What are ‘The Mocks’? If you’re an exam student you might answer that they’re a form of torture designed to bring you to your knees! If you’re a parent, you might say they’re the start of a traumatic few months that’ll have you on the edge of your seat until the end of June! Well, maybe you’re both right and wrong! Anyone who knows me knows that I’m not a fan of the second-level exam system, but until some wise person changes it, it is what it is. So, how best to make the Mocks work for you?
First off, change how you’re thinking about them. They’re not the Junior Cert or the Leaving Cert. They’re a practice exam that gives you an idea of how you’re doing. When you get your Mock results, only you will know for sure how representative they are of your knowledge and ability.
If you have been consistently working hard then the result will give you a good indication of what you can hope to achieve in the main exam. If you haven’t been working hard, then you know there’s room for improvement and there is time before the end of May to work towards that improvement.
At a practical level, the Mocks also give you an opportunity to go through the exam experience and this will lessen the fear when the real thing comes along. State exams are a big deal, so every bit of practice will help. Use this as a practice run – have enough spare biros, calculator batteries and bottles of water.
Doing the Mocks you have a chance to try out your timing of questions. Lots of students struggle with timing, especially in the subjects with high written content: English, History, Irish and so on. Getting the balance right between putting down all you know in one question and leaving time to answer other questions is a skill. And you can develop it. If you are struggling with timing have a chat with your teacher about how best to manage this. Use your kitchen timer to help you.
Remember too, that it’s not just your study that matters – your physical and mental wellbeing has an impact too. If you’re tired, hungry or feeling anxious you can’t possibly perform to the best of your ability.
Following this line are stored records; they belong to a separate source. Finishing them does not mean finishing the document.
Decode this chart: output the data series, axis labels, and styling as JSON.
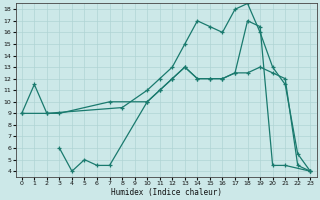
{
  "xlabel": "Humidex (Indice chaleur)",
  "xlim": [
    -0.5,
    23.5
  ],
  "ylim": [
    3.5,
    18.5
  ],
  "xticks": [
    0,
    1,
    2,
    3,
    4,
    5,
    6,
    7,
    8,
    9,
    10,
    11,
    12,
    13,
    14,
    15,
    16,
    17,
    18,
    19,
    20,
    21,
    22,
    23
  ],
  "yticks": [
    4,
    5,
    6,
    7,
    8,
    9,
    10,
    11,
    12,
    13,
    14,
    15,
    16,
    17,
    18
  ],
  "color": "#1a7a6e",
  "bg_color": "#cce8e8",
  "line1_x": [
    0,
    1,
    2,
    8,
    10,
    11,
    12,
    13,
    14,
    15,
    16,
    17,
    18,
    19,
    20,
    21,
    22,
    23
  ],
  "line1_y": [
    9,
    11.5,
    9,
    9.5,
    11,
    12,
    13,
    15,
    17,
    16.5,
    16,
    18,
    18.5,
    16,
    13,
    11.5,
    5.5,
    4
  ],
  "line2_x": [
    0,
    2,
    3,
    7,
    10,
    11,
    12,
    13,
    14,
    15,
    16,
    17,
    18,
    19,
    20,
    21,
    23
  ],
  "line2_y": [
    9,
    9,
    9,
    10,
    10,
    11,
    12,
    13,
    12,
    12,
    12,
    12.5,
    17,
    16.5,
    4.5,
    4.5,
    4
  ],
  "line3_x": [
    3,
    4,
    5,
    6,
    7,
    10,
    11,
    12,
    13,
    14,
    15,
    16,
    17,
    18,
    19,
    20,
    21,
    22,
    23
  ],
  "line3_y": [
    6,
    4,
    5,
    4.5,
    4.5,
    10,
    11,
    12,
    13,
    12,
    12,
    12,
    12.5,
    12.5,
    13,
    12.5,
    12,
    4.5,
    4
  ]
}
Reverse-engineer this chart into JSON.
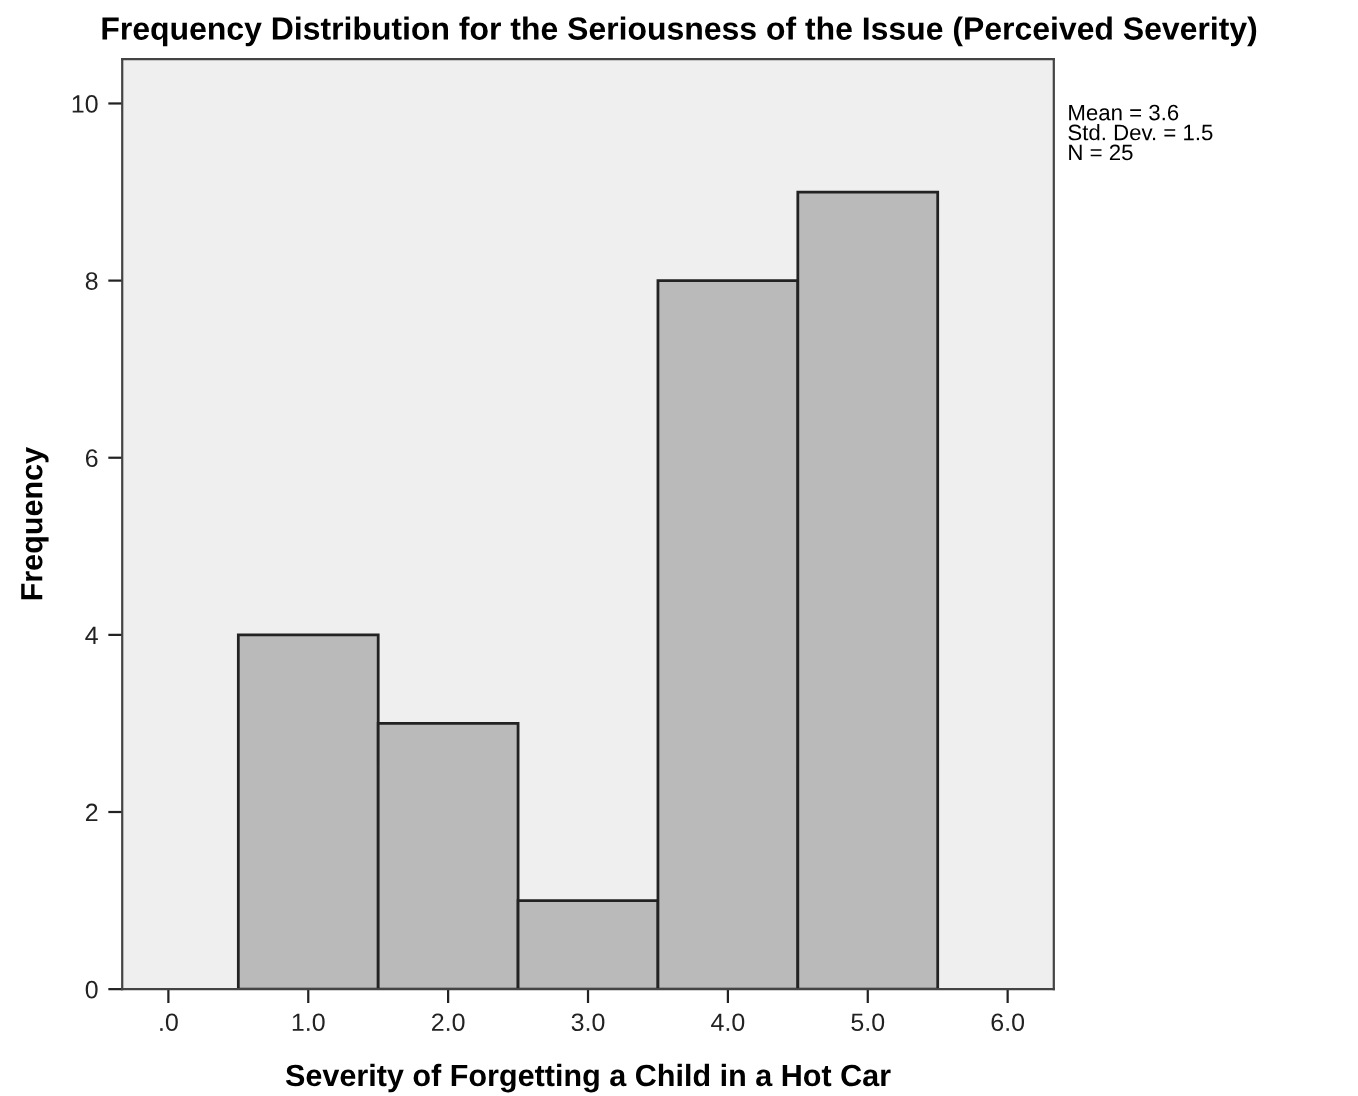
{
  "chart_data": {
    "type": "histogram",
    "title": "Frequency Distribution for the Seriousness of the Issue (Perceived Severity)",
    "xlabel": "Severity of Forgetting a Child in a Hot Car",
    "ylabel": "Frequency",
    "bins": [
      0.5,
      1.5,
      2.5,
      3.5,
      4.5,
      5.5
    ],
    "values": [
      4,
      3,
      1,
      8,
      9
    ],
    "color": "#bababa",
    "xlim": [
      -0.33,
      6.33
    ],
    "xticks": [
      {
        "value": 0,
        "label": ".0"
      },
      {
        "value": 1,
        "label": "1.0"
      },
      {
        "value": 2,
        "label": "2.0"
      },
      {
        "value": 3,
        "label": "3.0"
      },
      {
        "value": 4,
        "label": "4.0"
      },
      {
        "value": 5,
        "label": "5.0"
      },
      {
        "value": 6,
        "label": "6.0"
      }
    ],
    "ylim": [
      0,
      10.5
    ],
    "yticks": [
      0,
      2,
      4,
      6,
      8,
      10
    ],
    "grid": false,
    "annotations": [
      "Mean = 3.6\nStd. Dev. = 1.5\nN = 25"
    ]
  }
}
Get into a good routine regarding your sleep – it sounds boring but it’s really important. Eat well and bring a decent lunch. Avoid the high sugar bars that give you a false energy – you’ll end up feeling worse. Eat fruit and wholesome food to keep you going and drink water.
If you’re feeling anxious or are beginning to panic, it’s important that you learn to manage this and there are lots of ways to do this. When you panic your mind gets overwhelmed by something – how much you have to do, how little time you have left, how little you think you know – if you let your mind continue on this path of thinking it makes it impossible to make any progress. Divert your mind from this panic by getting it to focus on something else, something simple and concentrate on it. For example, choose a short positive sentence like “I am focused and I think clearly“ or “I believe in myself and my ability” and write it out 10 times, keeping your mind focussed on it all the time. While you’re doing this, breathe slowly and deeply. Diverting your mind from the panic stops it from getting worse and changing your breathing will calm you down. It might seem silly, but it does really work!
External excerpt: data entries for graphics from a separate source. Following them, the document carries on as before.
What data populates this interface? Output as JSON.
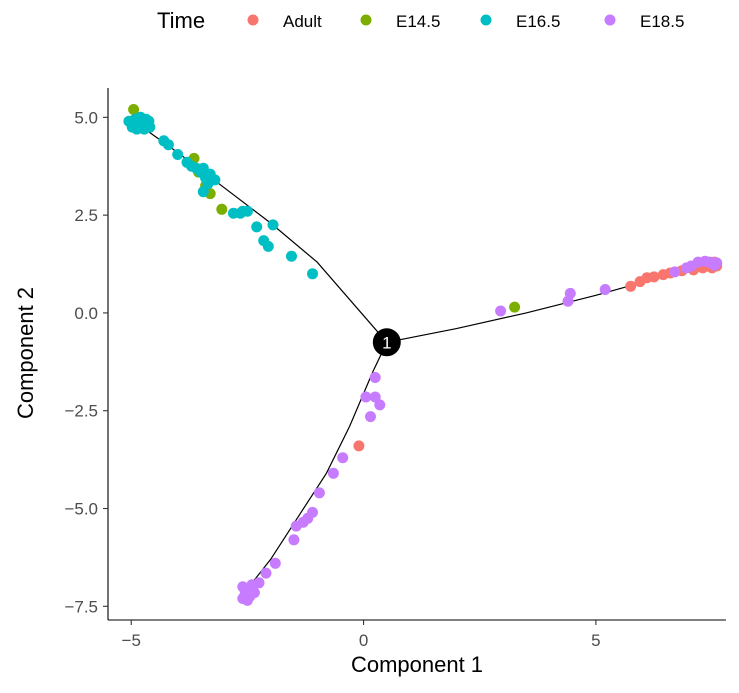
{
  "chart_data": {
    "type": "scatter",
    "xlabel": "Component 1",
    "ylabel": "Component 2",
    "xlim": [
      -5.5,
      7.8
    ],
    "ylim": [
      -7.85,
      5.75
    ],
    "x_ticks": [
      -5,
      0,
      5
    ],
    "x_tick_labels": [
      "−5",
      "0",
      "5"
    ],
    "y_ticks": [
      -7.5,
      -5.0,
      -2.5,
      0.0,
      2.5,
      5.0
    ],
    "y_tick_labels": [
      "−7.5",
      "−5.0",
      "−2.5",
      "0.0",
      "2.5",
      "5.0"
    ],
    "grid": false,
    "legend": {
      "title": "Time",
      "position": "top",
      "entries": [
        {
          "label": "Adult",
          "color": "#F8766D"
        },
        {
          "label": "E14.5",
          "color": "#7CAE00"
        },
        {
          "label": "E16.5",
          "color": "#00BFC4"
        },
        {
          "label": "E18.5",
          "color": "#C77CFF"
        }
      ]
    },
    "branch_point": {
      "label": "1",
      "x": 0.5,
      "y": -0.75
    },
    "trajectory": [
      [
        [
          -5.0,
          4.95
        ],
        [
          -4.0,
          4.1
        ],
        [
          -3.0,
          3.2
        ],
        [
          -2.0,
          2.3
        ],
        [
          -1.0,
          1.3
        ],
        [
          0.5,
          -0.75
        ]
      ],
      [
        [
          0.5,
          -0.75
        ],
        [
          2.0,
          -0.4
        ],
        [
          3.5,
          0.0
        ],
        [
          5.0,
          0.45
        ],
        [
          6.2,
          0.85
        ],
        [
          7.5,
          1.2
        ]
      ],
      [
        [
          0.5,
          -0.75
        ],
        [
          0.2,
          -1.5
        ],
        [
          -0.3,
          -2.9
        ],
        [
          -0.8,
          -4.1
        ],
        [
          -1.4,
          -5.2
        ],
        [
          -2.0,
          -6.3
        ],
        [
          -2.6,
          -7.2
        ]
      ]
    ],
    "series": [
      {
        "name": "Adult",
        "color": "#F8766D",
        "points": [
          [
            -0.1,
            -3.4
          ],
          [
            5.75,
            0.68
          ],
          [
            5.95,
            0.8
          ],
          [
            6.1,
            0.9
          ],
          [
            6.25,
            0.92
          ],
          [
            6.45,
            0.98
          ],
          [
            6.6,
            1.02
          ],
          [
            6.85,
            1.08
          ],
          [
            7.1,
            1.1
          ],
          [
            7.3,
            1.15
          ],
          [
            7.4,
            1.2
          ],
          [
            7.45,
            1.28
          ],
          [
            7.5,
            1.15
          ],
          [
            7.55,
            1.3
          ],
          [
            7.6,
            1.2
          ]
        ]
      },
      {
        "name": "E14.5",
        "color": "#7CAE00",
        "points": [
          [
            -4.95,
            5.2
          ],
          [
            -4.7,
            4.85
          ],
          [
            -4.9,
            4.9
          ],
          [
            -3.65,
            3.95
          ],
          [
            -3.55,
            3.6
          ],
          [
            -3.4,
            3.25
          ],
          [
            -3.3,
            3.05
          ],
          [
            -3.05,
            2.65
          ],
          [
            3.25,
            0.15
          ]
        ]
      },
      {
        "name": "E16.5",
        "color": "#00BFC4",
        "points": [
          [
            -5.05,
            4.9
          ],
          [
            -4.98,
            4.75
          ],
          [
            -4.92,
            4.95
          ],
          [
            -4.88,
            4.7
          ],
          [
            -4.85,
            4.85
          ],
          [
            -4.8,
            5.0
          ],
          [
            -4.75,
            4.8
          ],
          [
            -4.72,
            4.7
          ],
          [
            -4.68,
            4.95
          ],
          [
            -4.62,
            4.9
          ],
          [
            -4.6,
            4.75
          ],
          [
            -4.3,
            4.4
          ],
          [
            -4.2,
            4.3
          ],
          [
            -4.0,
            4.05
          ],
          [
            -3.8,
            3.85
          ],
          [
            -3.7,
            3.75
          ],
          [
            -3.6,
            3.7
          ],
          [
            -3.5,
            3.6
          ],
          [
            -3.45,
            3.7
          ],
          [
            -3.4,
            3.45
          ],
          [
            -3.35,
            3.3
          ],
          [
            -3.3,
            3.55
          ],
          [
            -3.2,
            3.4
          ],
          [
            -3.45,
            3.1
          ],
          [
            -2.8,
            2.55
          ],
          [
            -2.6,
            2.6
          ],
          [
            -2.65,
            2.55
          ],
          [
            -2.5,
            2.6
          ],
          [
            -2.3,
            2.2
          ],
          [
            -2.15,
            1.85
          ],
          [
            -2.05,
            1.7
          ],
          [
            -1.95,
            2.25
          ],
          [
            -1.55,
            1.45
          ],
          [
            -1.1,
            1.0
          ]
        ]
      },
      {
        "name": "E18.5",
        "color": "#C77CFF",
        "points": [
          [
            0.25,
            -1.65
          ],
          [
            0.05,
            -2.15
          ],
          [
            0.25,
            -2.15
          ],
          [
            0.35,
            -2.35
          ],
          [
            0.15,
            -2.65
          ],
          [
            -0.45,
            -3.7
          ],
          [
            -0.65,
            -4.1
          ],
          [
            -0.95,
            -4.6
          ],
          [
            -1.1,
            -5.1
          ],
          [
            -1.2,
            -5.25
          ],
          [
            -1.3,
            -5.35
          ],
          [
            -1.45,
            -5.45
          ],
          [
            -1.5,
            -5.8
          ],
          [
            -1.9,
            -6.4
          ],
          [
            -2.1,
            -6.65
          ],
          [
            -2.25,
            -6.9
          ],
          [
            -2.4,
            -6.95
          ],
          [
            -2.5,
            -7.1
          ],
          [
            -2.55,
            -7.2
          ],
          [
            -2.6,
            -7.0
          ],
          [
            -2.45,
            -7.25
          ],
          [
            -2.5,
            -7.35
          ],
          [
            -2.6,
            -7.3
          ],
          [
            -2.35,
            -7.15
          ],
          [
            2.95,
            0.05
          ],
          [
            4.4,
            0.3
          ],
          [
            4.45,
            0.5
          ],
          [
            5.2,
            0.6
          ],
          [
            6.7,
            1.05
          ],
          [
            6.95,
            1.15
          ],
          [
            7.05,
            1.2
          ],
          [
            7.2,
            1.3
          ],
          [
            7.35,
            1.32
          ],
          [
            7.45,
            1.3
          ],
          [
            7.55,
            1.22
          ],
          [
            7.6,
            1.28
          ]
        ]
      }
    ]
  }
}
Chat to your family about how you are feeling and how they can support you, not just at the Mocks, but right through the year.
So it is not just your Mocks results that are important - look at the results in the context of how your study was beforehand, how you managed your timing, can you identify specific areas that you need to focus on and how you were feeling both physically and mentally.
Think of the Mocks as a bit of constructive feedback.
Reflect on them and build on them.
Use them to make useful adjustments in your preparation for the final exam.